RNA samples from different brain regions and organs were analysed by RT-PCR using a primer combination that amplifies Lrrk2 transcripts between exon 4 and exon 9 (A). Note that there is – beside the band of the endogenous Lrrk2 (ex.4–9) – an additional lower band visible in all samples analysed representing a mRNA where exon 5 is spliced out (ex.5 skipped) (B). The same primers were used to analyse RNA samples from primary neuronal cultures (i.e. neurons, microglia and astrocytes) (C). Interestingly, the band representing the splice variant without exon 5 (E5 skipped) was dominantly expressed in samples from astrocytes, while the band for the endogenous transcript (E4–E9) was almost completely missing in these cells. (D) RNA samples were analysed by RT-PCR using primers that amplify Lrrk2 transcripts between exon 39 (E39) and an alternative exon 42a (ex.42a).

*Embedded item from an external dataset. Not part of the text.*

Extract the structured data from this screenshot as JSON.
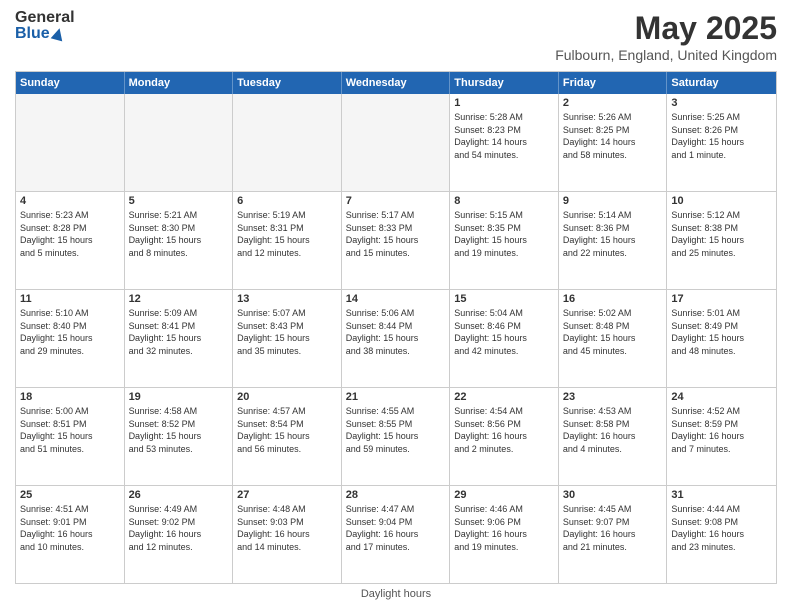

Note that the alternative exon 42a is present in all samples analysed (ex.39–42a). (E) The same primers were used to analyse RNA samples from primary neuronal cultures (i.e. neurons, microglia and astrocytes). Interestingly, the alternative exon 42a could not be amplified from primary microglia cDNA. (F) Relative expression level as measured by quantitative RT-PCR with primers and probes specific for either the endogenous Lrrk2 transcript (full-length Lrrk2), or for the alternative Lrrk2 mRNA transcripts with skipped exon 5 (ex.5 skipped). The relative expression is depicted as a ratio between endogenous Lrrk2 transcript and the alternative product on a logarithmic scale. (G) Accordingly for the alternative Lrrk2 mRNA transcript ending in the alternative exon 42a (alt.ex.42), the relative expression level have been determined by quantitative RT-PCR with specific primers and probes for the alternative product and normalized to the expression of the endogenous Lrrk2 transcript (full-length Lrrk2).